Life of Arcto
By Marc Alexander from his ‘In The Balance’ series. Life of Arcto, oil and silver leaf on canvas,120cm by 200cm, (2016)
Life of Arcto – I have named my Cape Fur seal ‘Arcto’, because he is one of the seven species in the Arctocephalus genus that is found primarily in the southern hemisphere. Arcto lives on the eastern side of the Cape peninsula in False Bay. The Kalk Bay harbour is his favourite hang-out, where he is fondly referred to by the local fisherman as ‘Surprise’, because of his ability to get up onto the harbour wall and surprise you with a big fright.

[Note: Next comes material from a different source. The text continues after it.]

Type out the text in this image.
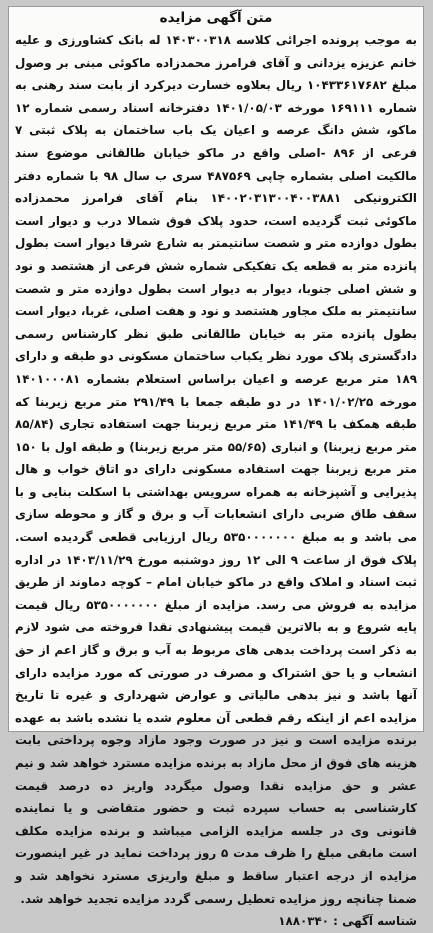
متن آگهی مزایده

به موجب پرونده اجرائی کلاسه ۱۴۰۳۰۰۳۱۸ له بانک کشاورزی و علیه خانم عزیزه یزدانی و آقای فرامرز محمدزاده ماکوئی مبنی بر وصول مبلغ ۱۰۴۳۳۶۱۷۶۸۲ ریال بعلاوه خسارت دیرکرد از بابت سند رهنی به شماره ۱۶۹۱۱۱ مورخه ۱۴۰۱/۰۵/۰۳ دفترخانه اسناد رسمی شماره ۱۲ ماکو، شش دانگ عرصه و اعیان یک باب ساختمان به پلاک ثبتی ۷ فرعی از ۸۹۶ -اصلی واقع در ماکو خیابان طالقانی موضوع سند مالکیت اصلی بشماره چاپی ۴۸۷۵۶۹ سری ب سال ۹۸ با شماره دفتر الکترونیکی ۱۴۰۰۲۰۳۱۳۰۰۴۰۰۳۸۸۱ بنام آقای فرامرز محمدزاده ماکوئی ثبت گردیده است، حدود پلاک فوق شمالا درب و دیوار است بطول دوازده متر و شصت سانتیمتر به شارع شرقا دیوار است بطول پانزده متر به قطعه یک تفکیکی شماره شش فرعی از هشتصد و نود و شش اصلی جنوبا، دیوار به دیوار است بطول دوازده متر و شصت سانتیمتر به ملک مجاور هشتصد و نود و هفت اصلی، غربا، دیوار است بطول پانزده متر به خیابان طالقانی طبق نظر کارشناس رسمی دادگستری پلاک مورد نظر یکباب ساختمان مسکونی دو طبقه و دارای ۱۸۹ متر مربع عرصه و اعیان براساس استعلام بشماره ۱۴۰۱۰۰۰۸۱ مورخه ۱۴۰۱/۰۲/۲۵ در دو طبقه جمعا با ۲۹۱/۴۹ متر مربع زیربنا که طبقه همکف با ۱۴۱/۴۹ متر مربع زیربنا جهت استفاده تجاری (۸۵/۸۴ متر مربع زیربنا) و انباری (۵۵/۶۵ متر مربع زیربنا) و طبقه اول با ۱۵۰ متر مربع زیربنا جهت استفاده مسکونی دارای دو اتاق خواب و هال پذیرایی و آشپزخانه به همراه سرویس بهداشتی با اسکلت بنایی و با سقف طاق ضربی دارای انشعابات آب و برق و گاز و محوطه سازی می باشد و به مبلغ ۵۳۵۰۰۰۰۰۰۰ ریال ارزیابی قطعی گردیده است. پلاک فوق از ساعت ۹ الی ۱۲ روز دوشنبه مورخ ۱۴۰۳/۱۱/۲۹ در اداره ثبت اسناد و املاک واقع در ماکو خیابان امام – کوچه دماوند از طریق مزایده به فروش می رسد. مزایده از مبلغ ۵۳۵۰۰۰۰۰۰۰ ریال قیمت پایه شروع و به بالاترین قیمت پیشنهادی نقدا فروخته می شود لازم به ذکر است پرداخت بدهی های مربوط به آب و برق و گاز اعم از حق انشعاب و یا حق اشتراک و مصرف در صورتی که مورد مزایده دارای آنها باشد و نیز بدهی مالیاتی و عوارض شهرداری و غیره تا تاریخ مزایده اعم از اینکه رقم قطعی آن معلوم شده یا نشده باشد به عهده برنده مزایده است و نیز در صورت وجود مازاد وجوه پرداختی بابت هزینه های فوق از محل مازاد به برنده مزایده مسترد خواهد شد و نیم عشر و حق مزایده نقدا وصول میگردد واریز ده درصد قیمت کارشناسی به حساب سپرده ثبت و حضور متقاضی و یا نماینده قانونی وی در جلسه مزایده الزامی میباشد و برنده مزایده مکلف است مابقی مبلغ را ظرف مدت ۵ روز پرداخت نماید در غیر اینصورت مزایده از درجه اعتبار ساقط و مبلغ واریزی مسترد نخواهد شد و ضمنا چنانچه روز مزایده تعطیل رسمی گردد مزایده تجدید خواهد شد.

شناسه آگهی : ۱۸۸۰۳۴۰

My painting depicts Arcto floating in a worn-out rowboat, with nothing but squawking seagulls for companions. If you look carefully you will also see a trail of fish swimming just below the surface of the water. I imagined him on a journey far out at sea in the North Pacific Ocean in search of his love, a female Northern Fur Seal named Cal. The title ‘Life of Arcto’ is inspired by the 2012 movie ‘Life of Pi’, also depicting a watery journey with animals in a small boat. I saw this old rowboat tied to a jetty near Kalky’s, a popular ‘vis en tjips’ harbour restaurant that we frequent as a family, and knew immediately that I wanted to use it as a reference in this painting. The seagulls are also a common sight at the harbour.
I loved painting this large sea mammal with his dog-like head and long whiskers. Arcto is the largest male seal at the harbour and significantly larger than any of the females that he is quit protective of. He mostly enjoys eating fish, especially the offcuts discarded by the fishermen, but he will also have an occasional squid, crustacean or sometimes even a bird.
An interesting fact about fur seals is the way in which they sleep. They have two sleeping patterns, one on land and one in the water. On land they sleep more like land mammals, occasionally opening their eyes to look out for predators. In the ocean they rest different parts of their brain at different times and stay afloat by paddling with one foreflipper, briefly opening one eye to watch for sharks or killer whales. They can also dive to depths of over 200m and hold their breath for up to 7.5 minutes.
Cape fur seals have been protected in South Africa since 1893 but were still commercially harvested until 1990’s by the government (Butterworth et al. 1995).